Based on the current performances in the stock and bond markets, I don’t believe we have yet seen the broad-based negative effects of the tariffs. There have been a handful of companies issuing guidance for future losses during this second-quarter earnings season – namely Harley Davidson, however, the negative guidance hasn’t been widespread.
The recent Fed Beige Book report, which came out last week, mentioned the words “tariff” or “tariffs”, 31 times. In the Beige Books over the preceding two decades, tariffs had been mentioned only 20 times.
Just last week, Federal Reserve Chairman Jerome Powell made brief mention of the ongoing trade war between the U.S. and its global competitors, saying only that it is “difficult to predict” what the ramifications will be on the economy.
However, Powell’s “upbeat tone” from the testimony likely means the trade issues won’t keep the Fed from hiking rates.
Nearly every complaint or comment about the tariffs have been textbook definitions of what tariffs can do to an economy and right now seem to be highly speculative since we haven’t seen the dire consequences yet. But, maybe we have.
U.S. Housing Sector
While the world has been waiting for the tariffs to disrupt the global economy, the U.S. housing industry has been raising red flags which are real, not speculative numbers. And the news has not been covered nearly as much as the trade dispute between China and the United States.
Late last week, Trump warned that the Fed may be killing the economy through its aggressive monetary policy. He was widely criticized for his remarks, but he may have a point given today’s reports of a crash in southern California home sales and weak new home sales.

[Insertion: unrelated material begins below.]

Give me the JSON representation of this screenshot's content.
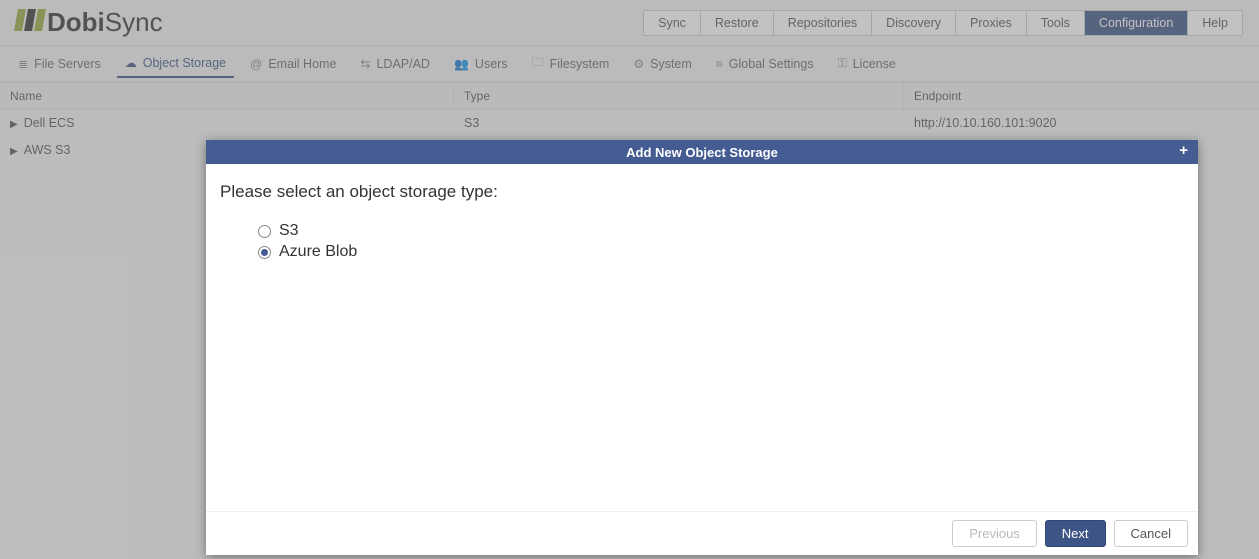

However, if the housing market is starting to take a turn for the worst, then the Fed and Trump should share the blame. Trump’s tariffs have been driving up construction material costs, which builders say have significantly raised the cost of a new home.
If the cost of a new home continues to rise along with mortgage rates, which essentially is being fueled by the Fed’s rate hikes then this is going to put a choke on demand.

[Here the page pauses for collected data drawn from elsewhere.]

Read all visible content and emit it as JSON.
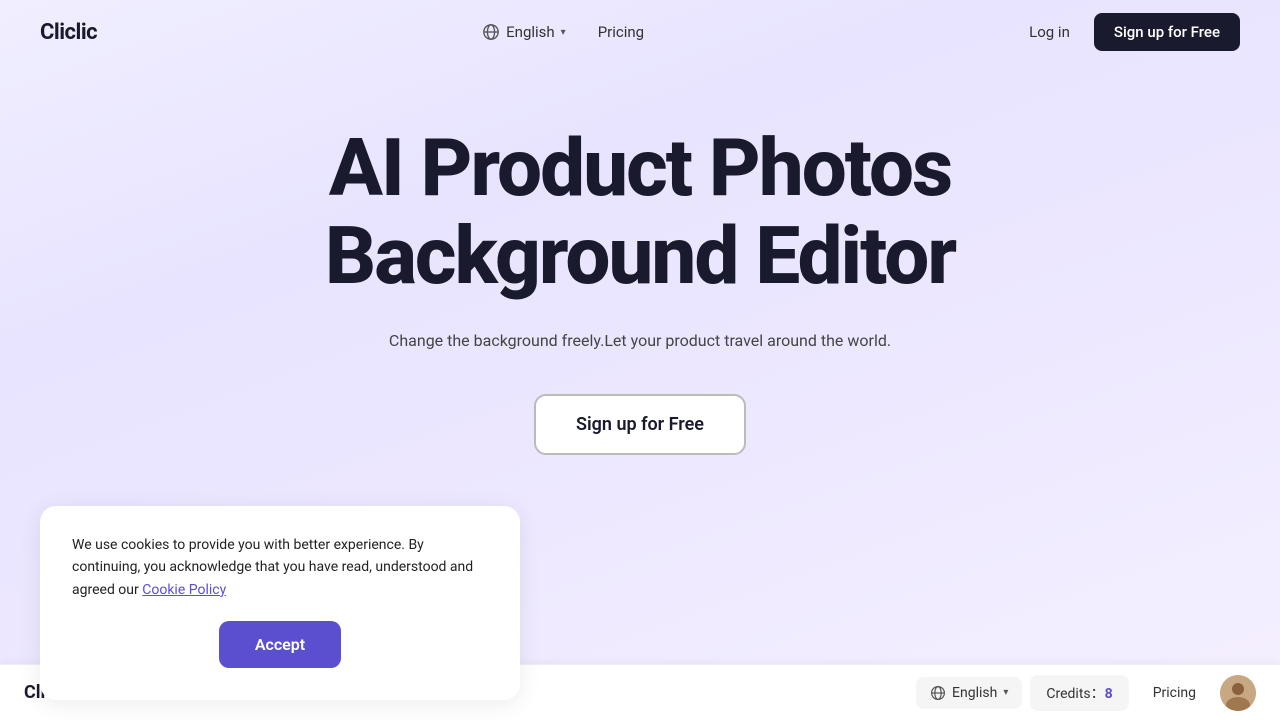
{
  "brand": {
    "name": "Cliclic"
  },
  "navbar": {
    "lang_label": "English",
    "nav_links": [
      {
        "label": "Pricing",
        "id": "pricing"
      }
    ],
    "login_label": "Log in",
    "signup_label": "Sign up for Free"
  },
  "hero": {
    "title_line1": "AI Product Photos",
    "title_line2": "Background Editor",
    "subtitle": "Change the background freely.Let your product travel around the world.",
    "cta_label": "Sign up for Free"
  },
  "cookie_banner": {
    "message": "We use cookies to provide you with better experience. By continuing, you acknowledge that you have read, understood and agreed our ",
    "link_text": "Cookie Policy",
    "accept_label": "Accept"
  },
  "bottom_bar": {
    "logo": "Cliclic",
    "lang_label": "English",
    "credits_label": "Credits：",
    "credits_count": "8",
    "pricing_label": "Pricing"
  },
  "icons": {
    "globe": "🌐",
    "chevron_down": "▾",
    "avatar": "👤"
  }
}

So while it may be easy to blame Trump’s policies for economic issues, at least in the case of a setback in the housing industry, the Fed also has to share in the blame. This could be a problem because if the Fed decides to skip a rate hike in September or December because of the housing sector’s poor performance, it will look like it has caved to the criticism from Trump.
We could be in for a vicious housing market if Trump stands his ground on tariffs and the Fed remains firm on its plan to raise rates.